In summary, integrative neuroscience builds, on an overwhelming quantity of data, a simplifying and interpretative grid suggesting homogenous local computations and a structured and logical plan for the development of cognitive functions. They arise from interactions and information exchange between neuronal structures and the external and internal world and also within the network of structures.

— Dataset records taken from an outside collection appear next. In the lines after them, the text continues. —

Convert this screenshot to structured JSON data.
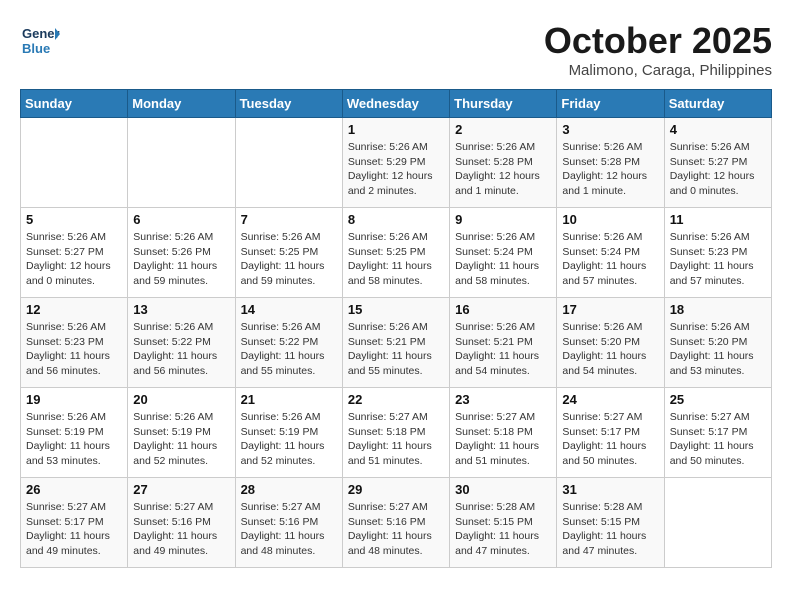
{
  "header": {
    "logo_line1": "General",
    "logo_line2": "Blue",
    "month_title": "October 2025",
    "subtitle": "Malimono, Caraga, Philippines"
  },
  "calendar": {
    "days_of_week": [
      "Sunday",
      "Monday",
      "Tuesday",
      "Wednesday",
      "Thursday",
      "Friday",
      "Saturday"
    ],
    "weeks": [
      [
        {
          "day": "",
          "info": ""
        },
        {
          "day": "",
          "info": ""
        },
        {
          "day": "",
          "info": ""
        },
        {
          "day": "1",
          "info": "Sunrise: 5:26 AM\nSunset: 5:29 PM\nDaylight: 12 hours\nand 2 minutes."
        },
        {
          "day": "2",
          "info": "Sunrise: 5:26 AM\nSunset: 5:28 PM\nDaylight: 12 hours\nand 1 minute."
        },
        {
          "day": "3",
          "info": "Sunrise: 5:26 AM\nSunset: 5:28 PM\nDaylight: 12 hours\nand 1 minute."
        },
        {
          "day": "4",
          "info": "Sunrise: 5:26 AM\nSunset: 5:27 PM\nDaylight: 12 hours\nand 0 minutes."
        }
      ],
      [
        {
          "day": "5",
          "info": "Sunrise: 5:26 AM\nSunset: 5:27 PM\nDaylight: 12 hours\nand 0 minutes."
        },
        {
          "day": "6",
          "info": "Sunrise: 5:26 AM\nSunset: 5:26 PM\nDaylight: 11 hours\nand 59 minutes."
        },
        {
          "day": "7",
          "info": "Sunrise: 5:26 AM\nSunset: 5:25 PM\nDaylight: 11 hours\nand 59 minutes."
        },
        {
          "day": "8",
          "info": "Sunrise: 5:26 AM\nSunset: 5:25 PM\nDaylight: 11 hours\nand 58 minutes."
        },
        {
          "day": "9",
          "info": "Sunrise: 5:26 AM\nSunset: 5:24 PM\nDaylight: 11 hours\nand 58 minutes."
        },
        {
          "day": "10",
          "info": "Sunrise: 5:26 AM\nSunset: 5:24 PM\nDaylight: 11 hours\nand 57 minutes."
        },
        {
          "day": "11",
          "info": "Sunrise: 5:26 AM\nSunset: 5:23 PM\nDaylight: 11 hours\nand 57 minutes."
        }
      ],
      [
        {
          "day": "12",
          "info": "Sunrise: 5:26 AM\nSunset: 5:23 PM\nDaylight: 11 hours\nand 56 minutes."
        },
        {
          "day": "13",
          "info": "Sunrise: 5:26 AM\nSunset: 5:22 PM\nDaylight: 11 hours\nand 56 minutes."
        },
        {
          "day": "14",
          "info": "Sunrise: 5:26 AM\nSunset: 5:22 PM\nDaylight: 11 hours\nand 55 minutes."
        },
        {
          "day": "15",
          "info": "Sunrise: 5:26 AM\nSunset: 5:21 PM\nDaylight: 11 hours\nand 55 minutes."
        },
        {
          "day": "16",
          "info": "Sunrise: 5:26 AM\nSunset: 5:21 PM\nDaylight: 11 hours\nand 54 minutes."
        },
        {
          "day": "17",
          "info": "Sunrise: 5:26 AM\nSunset: 5:20 PM\nDaylight: 11 hours\nand 54 minutes."
        },
        {
          "day": "18",
          "info": "Sunrise: 5:26 AM\nSunset: 5:20 PM\nDaylight: 11 hours\nand 53 minutes."
        }
      ],
      [
        {
          "day": "19",
          "info": "Sunrise: 5:26 AM\nSunset: 5:19 PM\nDaylight: 11 hours\nand 53 minutes."
        },
        {
          "day": "20",
          "info": "Sunrise: 5:26 AM\nSunset: 5:19 PM\nDaylight: 11 hours\nand 52 minutes."
        },
        {
          "day": "21",
          "info": "Sunrise: 5:26 AM\nSunset: 5:19 PM\nDaylight: 11 hours\nand 52 minutes."
        },
        {
          "day": "22",
          "info": "Sunrise: 5:27 AM\nSunset: 5:18 PM\nDaylight: 11 hours\nand 51 minutes."
        },
        {
          "day": "23",
          "info": "Sunrise: 5:27 AM\nSunset: 5:18 PM\nDaylight: 11 hours\nand 51 minutes."
        },
        {
          "day": "24",
          "info": "Sunrise: 5:27 AM\nSunset: 5:17 PM\nDaylight: 11 hours\nand 50 minutes."
        },
        {
          "day": "25",
          "info": "Sunrise: 5:27 AM\nSunset: 5:17 PM\nDaylight: 11 hours\nand 50 minutes."
        }
      ],
      [
        {
          "day": "26",
          "info": "Sunrise: 5:27 AM\nSunset: 5:17 PM\nDaylight: 11 hours\nand 49 minutes."
        },
        {
          "day": "27",
          "info": "Sunrise: 5:27 AM\nSunset: 5:16 PM\nDaylight: 11 hours\nand 49 minutes."
        },
        {
          "day": "28",
          "info": "Sunrise: 5:27 AM\nSunset: 5:16 PM\nDaylight: 11 hours\nand 48 minutes."
        },
        {
          "day": "29",
          "info": "Sunrise: 5:27 AM\nSunset: 5:16 PM\nDaylight: 11 hours\nand 48 minutes."
        },
        {
          "day": "30",
          "info": "Sunrise: 5:28 AM\nSunset: 5:15 PM\nDaylight: 11 hours\nand 47 minutes."
        },
        {
          "day": "31",
          "info": "Sunrise: 5:28 AM\nSunset: 5:15 PM\nDaylight: 11 hours\nand 47 minutes."
        },
        {
          "day": "",
          "info": ""
        }
      ]
    ]
  }
}
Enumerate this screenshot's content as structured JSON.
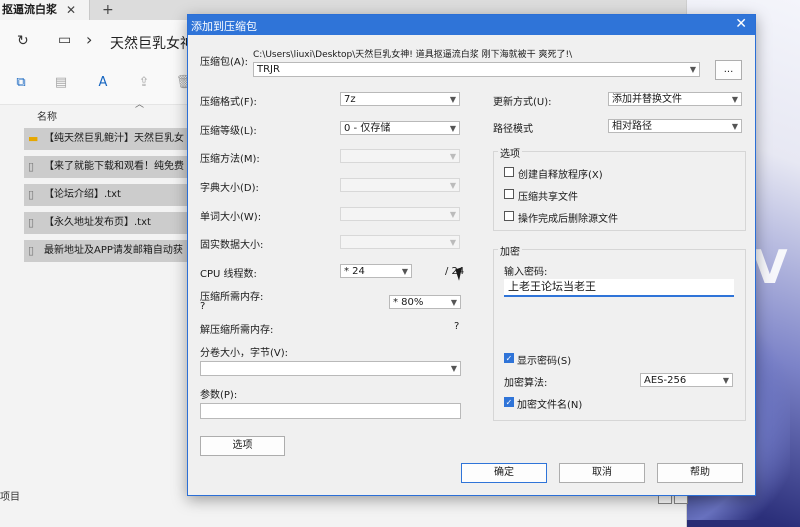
{
  "explorer": {
    "tab_title": "抠逼流白浆",
    "breadcrumb": "天然巨乳女神!",
    "column_header": "名称",
    "files": [
      {
        "name": "【纯天然巨乳鲍汁】天然巨乳女",
        "icon": "folder-icon"
      },
      {
        "name": "【来了就能下载和观看！纯免费",
        "icon": "file-icon"
      },
      {
        "name": "【论坛介绍】.txt",
        "icon": "file-icon"
      },
      {
        "name": "【永久地址发布页】.txt",
        "icon": "file-icon"
      },
      {
        "name": "最新地址及APP请发邮箱自动获",
        "icon": "file-icon"
      }
    ],
    "status_text": "项目"
  },
  "dialog": {
    "title": "添加到压缩包",
    "archive_label": "压缩包(A):",
    "archive_path": "C:\\Users\\liuxi\\Desktop\\天然巨乳女神! 道具抠逼流白浆 刚下海就被干 爽死了!\\",
    "archive_name": "TRJR",
    "browse_label": "...",
    "format_label": "压缩格式(F):",
    "format_value": "7z",
    "level_label": "压缩等级(L):",
    "level_value": "0 - 仅存储",
    "method_label": "压缩方法(M):",
    "dict_label": "字典大小(D):",
    "word_label": "单词大小(W):",
    "solid_label": "固实数据大小:",
    "cpu_label": "CPU 线程数:",
    "cpu_value": "* 24",
    "cpu_total": "/ 24",
    "mem_label": "压缩所需内存:",
    "mem_q": "?",
    "mem_value": "* 80%",
    "decomp_label": "解压缩所需内存:",
    "decomp_value": "?",
    "split_label": "分卷大小，字节(V):",
    "split_value": "",
    "params_label": "参数(P):",
    "params_value": "",
    "options_button": "选项",
    "update_label": "更新方式(U):",
    "update_value": "添加并替换文件",
    "path_label": "路径模式",
    "path_value": "相对路径",
    "options_group": "选项",
    "opt_sfx": "创建自释放程序(X)",
    "opt_shared": "压缩共享文件",
    "opt_delete": "操作完成后删除源文件",
    "encrypt_group": "加密",
    "password_label": "输入密码:",
    "password_value": "上老王论坛当老王",
    "show_password": "显示密码(S)",
    "enc_method_label": "加密算法:",
    "enc_method_value": "AES-256",
    "enc_names": "加密文件名(N)",
    "ok": "确定",
    "cancel": "取消",
    "help": "帮助"
  },
  "colors": {
    "accent": "#2f74d8"
  }
}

This domain is today very active and stimulating because it proposes, of course at the price of simplifications, global views of cerebral functioning and more local hypotheses on the role of subsets of neuronal structures in cognition. In the global approaches, the integration of data from experimental psychology and clinical studies leads to an overview of the brain as a set of interacting memories, each devoted to a specific kind of information processing [31] . It results also in longstanding and very ambitious studies for the design of cognitive architectures aiming at embracing the whole cognition. With the notable exception of works initiated by [27] , most of these frameworks (e.g. Soar, ACT-R), though sometimes justified on biological grounds, do not go up to a connectionist neuronal implementation. Furthermore, because of the complexity of the resulting frameworks, they are restricted to simple symbolic interfaces with the internal and external world and to (relatively) small-sized internal structures. Our main research objective is undoubtly to build such a general purpose cognitive architecture (to model the brain as a whole in a systemic way), using a connectionist implementation and able to cope with a realistic environment.